If the underlying facts or circumstances relied upon by a plaintiff may be a proper subject of relief, he ought to be afforded an opportunity to test his claim on the merits. In the absence of any apparent or declared reason - such as undue delay, bad faith or dilatory motive on the part of the movant, repeated failure to cure deficiencies by amendments previously allowed, undue prejudice to the opposing party by virtue of allowance of the amendment, futility of amendment, etc. - the leave sought should, as the rules require, be 'freely given.'

Foman, 371 U.S. at 182, 83 S.Ct. at 230.

All of these considerations favor granting Defendants' motion. First, Defendants have not delayed but rather have filed this motion to amend their pleadings within the 30-day time frame that this Court set forth at the initial pretrial conference in this case. (See Civil Case Management Plan and Scheduling Order, December 4, 2008 ("Scheduling Order") ¶ 4.) Second, with this case still in its early stages, Defendants have made a good faith effort to correct an apparent misstatement in their Answer and Counterclaims. By filing this motion in advance of the January 9, 2009 deadline for serving initial requests for interrogatories and production of documents, Defendants seek to eliminate a source of potential confusion that might otherwise have frustrated the parties' opening round of fact discovery. (See Scheduling Order ¶¶ 7a--b.)

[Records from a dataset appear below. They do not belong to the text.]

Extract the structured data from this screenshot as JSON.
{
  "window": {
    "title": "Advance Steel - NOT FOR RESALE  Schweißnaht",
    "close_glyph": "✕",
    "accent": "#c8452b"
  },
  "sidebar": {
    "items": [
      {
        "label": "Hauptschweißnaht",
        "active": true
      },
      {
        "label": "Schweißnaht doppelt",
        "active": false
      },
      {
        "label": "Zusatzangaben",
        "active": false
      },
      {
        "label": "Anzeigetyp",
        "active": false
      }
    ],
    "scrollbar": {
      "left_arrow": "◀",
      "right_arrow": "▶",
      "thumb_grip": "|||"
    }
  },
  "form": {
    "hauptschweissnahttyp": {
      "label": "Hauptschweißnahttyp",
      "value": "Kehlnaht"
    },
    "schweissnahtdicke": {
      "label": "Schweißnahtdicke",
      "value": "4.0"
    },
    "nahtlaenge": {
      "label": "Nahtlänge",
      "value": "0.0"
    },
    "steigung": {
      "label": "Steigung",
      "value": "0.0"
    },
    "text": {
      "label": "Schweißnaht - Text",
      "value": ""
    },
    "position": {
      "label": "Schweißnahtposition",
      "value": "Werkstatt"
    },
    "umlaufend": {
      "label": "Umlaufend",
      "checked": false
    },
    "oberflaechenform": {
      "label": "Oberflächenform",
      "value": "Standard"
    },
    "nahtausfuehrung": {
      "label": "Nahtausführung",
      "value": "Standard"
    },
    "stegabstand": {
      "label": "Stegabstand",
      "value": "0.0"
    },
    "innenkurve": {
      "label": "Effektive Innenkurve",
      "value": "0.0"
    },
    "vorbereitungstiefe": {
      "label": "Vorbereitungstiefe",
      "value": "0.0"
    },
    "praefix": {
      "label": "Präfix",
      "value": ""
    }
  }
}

Third, it follows that the proposed amendment would not unduly prejudice Plaintiff. Indeed, after receiving the proposed amended language of Paragraph 137, Plaintiff's counsel "responded in writing that they do not oppose the proposed amendment." (O'Toole Decl. ¶¶ 6--7) Finally, because the Defendants' early amendment of the Answer and Counterclaims will enable the parties to litigate this case in a more "productive" manner, granting the leave sought is in no way futile. Cf. Ruffolo v. Oppenheimer & Co., 987 F.2d 129, 131 (2d Cir. 1993) ("Where it appears that granting leave to amend is unlikely to be productive, however, it is not an abuse of discretion to deny leave to amend.").

Accordingly, Defendants' motion to amend their Answer and Counterclaims (Docket No. 32) is GRANTED. The Clerk of the Court is directed to terminate Defendants' motion.